Sto già leggendo attraverso le vostre menti, e il pensiero che vedo affiorare da parte vostra è il seguente: “meglio la corsa costante e prolungata o meglio l’HIIT?”
L’ 1 marzo del 2009 veniva pubblicato ad opera degli antropologi Daniel Lieberman e Campbell Rolian un articolo dal titolo “Walking, running, and the evolution of the short toes in humans” sul Journal of Experimental Biology.
Questo lavoro evidenziava che l’ incremento della lunghezza delle dita del piede riscontrato nei nostri antenati ominidi aumentava del 20% il lavoro meccanico durante la corsa mentre non aveva alcun effetto nel cammino normale, suggerendo che le proporzioni moderne dell’ avampiede umano, con dita corte e sottili, potrebbero essere state selezionate in un contesto evolutivo atto a favorire la corsa su lunghe distanze.
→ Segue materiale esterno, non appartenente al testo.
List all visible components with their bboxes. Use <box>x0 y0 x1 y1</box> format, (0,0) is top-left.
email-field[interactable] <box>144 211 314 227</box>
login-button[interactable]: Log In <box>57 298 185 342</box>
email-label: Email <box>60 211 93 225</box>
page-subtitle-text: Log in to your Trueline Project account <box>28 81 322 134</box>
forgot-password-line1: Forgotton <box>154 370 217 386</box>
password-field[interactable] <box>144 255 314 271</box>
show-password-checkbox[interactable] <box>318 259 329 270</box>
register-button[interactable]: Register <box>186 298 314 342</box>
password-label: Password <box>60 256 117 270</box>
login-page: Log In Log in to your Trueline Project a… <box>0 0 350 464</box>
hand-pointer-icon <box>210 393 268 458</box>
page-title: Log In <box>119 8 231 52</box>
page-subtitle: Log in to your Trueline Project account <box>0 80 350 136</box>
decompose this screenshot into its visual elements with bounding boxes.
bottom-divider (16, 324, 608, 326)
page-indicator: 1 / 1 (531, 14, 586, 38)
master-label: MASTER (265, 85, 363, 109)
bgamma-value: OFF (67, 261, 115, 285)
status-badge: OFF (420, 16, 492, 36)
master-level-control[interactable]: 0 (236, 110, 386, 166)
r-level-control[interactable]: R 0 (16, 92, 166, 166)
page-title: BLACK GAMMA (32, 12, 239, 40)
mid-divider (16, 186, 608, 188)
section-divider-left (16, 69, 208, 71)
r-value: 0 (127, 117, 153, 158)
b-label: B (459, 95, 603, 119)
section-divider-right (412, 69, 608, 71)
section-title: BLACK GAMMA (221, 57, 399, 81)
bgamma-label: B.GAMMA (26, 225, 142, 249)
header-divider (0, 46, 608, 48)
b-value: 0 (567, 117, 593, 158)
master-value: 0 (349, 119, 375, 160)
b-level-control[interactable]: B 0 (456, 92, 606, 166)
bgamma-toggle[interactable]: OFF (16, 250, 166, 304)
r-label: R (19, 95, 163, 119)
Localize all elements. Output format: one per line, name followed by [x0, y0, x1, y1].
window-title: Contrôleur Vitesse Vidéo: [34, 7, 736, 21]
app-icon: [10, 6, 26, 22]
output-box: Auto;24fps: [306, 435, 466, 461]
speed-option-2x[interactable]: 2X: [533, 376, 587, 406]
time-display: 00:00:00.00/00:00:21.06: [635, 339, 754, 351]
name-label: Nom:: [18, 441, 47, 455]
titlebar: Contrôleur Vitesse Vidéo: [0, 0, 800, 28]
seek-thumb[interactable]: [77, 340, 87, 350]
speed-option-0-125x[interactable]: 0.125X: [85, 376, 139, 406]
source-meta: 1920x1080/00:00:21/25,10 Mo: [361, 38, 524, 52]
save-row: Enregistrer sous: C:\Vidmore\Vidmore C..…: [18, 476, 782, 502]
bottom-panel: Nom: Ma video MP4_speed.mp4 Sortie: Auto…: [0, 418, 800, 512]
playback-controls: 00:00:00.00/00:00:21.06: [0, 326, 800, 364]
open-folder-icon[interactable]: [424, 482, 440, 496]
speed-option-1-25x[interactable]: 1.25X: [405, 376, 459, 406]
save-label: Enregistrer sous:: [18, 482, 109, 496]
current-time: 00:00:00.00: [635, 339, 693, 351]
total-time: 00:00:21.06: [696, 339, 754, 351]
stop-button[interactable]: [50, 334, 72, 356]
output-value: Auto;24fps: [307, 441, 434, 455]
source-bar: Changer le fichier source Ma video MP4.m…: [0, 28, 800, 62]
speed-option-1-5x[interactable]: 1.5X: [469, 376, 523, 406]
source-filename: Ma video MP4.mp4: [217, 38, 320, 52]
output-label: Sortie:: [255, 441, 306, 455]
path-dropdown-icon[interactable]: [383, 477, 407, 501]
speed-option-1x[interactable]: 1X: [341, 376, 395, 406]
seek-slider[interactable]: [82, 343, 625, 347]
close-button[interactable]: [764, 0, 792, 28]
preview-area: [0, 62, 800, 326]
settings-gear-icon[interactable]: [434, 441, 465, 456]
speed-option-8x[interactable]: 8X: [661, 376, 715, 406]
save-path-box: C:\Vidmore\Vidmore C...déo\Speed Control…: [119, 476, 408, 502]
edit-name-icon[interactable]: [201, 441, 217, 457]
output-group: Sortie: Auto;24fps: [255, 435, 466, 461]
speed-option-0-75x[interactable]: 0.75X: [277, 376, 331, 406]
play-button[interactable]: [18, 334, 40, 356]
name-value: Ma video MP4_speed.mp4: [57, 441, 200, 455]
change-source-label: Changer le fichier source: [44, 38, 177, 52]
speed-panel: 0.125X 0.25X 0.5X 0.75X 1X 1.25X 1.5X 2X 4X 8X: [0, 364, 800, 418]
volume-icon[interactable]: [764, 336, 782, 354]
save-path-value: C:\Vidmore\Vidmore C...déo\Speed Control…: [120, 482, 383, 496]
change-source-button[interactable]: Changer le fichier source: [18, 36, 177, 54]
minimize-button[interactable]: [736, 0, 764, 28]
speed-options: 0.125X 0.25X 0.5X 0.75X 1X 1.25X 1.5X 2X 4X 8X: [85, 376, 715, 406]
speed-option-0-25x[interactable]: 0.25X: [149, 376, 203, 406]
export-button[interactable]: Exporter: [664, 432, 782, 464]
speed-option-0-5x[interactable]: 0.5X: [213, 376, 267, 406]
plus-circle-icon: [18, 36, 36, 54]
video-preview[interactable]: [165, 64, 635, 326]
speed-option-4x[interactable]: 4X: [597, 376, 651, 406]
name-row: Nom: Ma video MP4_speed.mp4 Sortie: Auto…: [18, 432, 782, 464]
Un gruppo di scienziati iniziò a credere che “ultra maratoneti” quali Ann Trason e Matt Carpenter in realtà non farebbero altro che specializzare i loro corpi in una modalità affine a quella già utilizzata dai nostri antenati.
Nacque così la “Endurance Running Hypotesis” secondo cui la capacità di correre su lunghe distanze, spaziali e temporali, non sarebbe altro che un tratto evolutivo correlato alla necessità di ricerca del cibo, arrivando addirittura ad ipotizzare che possa essere stato l’elemento chiave a spingere l’ evoluzione del genere Australopithecus verso l’ Homo Erectus.
I nostri predecessori ominidi del genere Australopithecus, di cui Lucy rappresenta l’ esemplare più noto, avevano infatti dita del piede significativamente più lunghe rispetto a quelle che caratterizzano l’ avampiede umano; cosi fu facile per Lieberman affermare che il momento di forza generato a livello delle articolazioni metatarso-falangee avrebbe causato seri problemi in termini di efficienza nella corsa, e che l’ attuale adattamento evolutivo sia la risposta alla necessità che i nostri antenati avevano di correre su lunghe distanze (Rolian et al – 2009).
In considerazione delle attività svolte dai nostri antenati, sulla base delle quali si sono strutturati nel DNA i sistemi energetici che ne hanno consentito la sopravvivenza e l’evoluzione, l’ ideale sarebbe dunque disegnare un piano di allenamento caratterizzato da attività aerobica a medio impatto (corsa jogging o allunghi in progressione su distanze attorno ai 100m/150m) intervallata da “picchi di intensità elevata” (“sprints”, o qualunque altra attività purchè effettuata ad alta intensità) della durata di 20-30-40 secondi.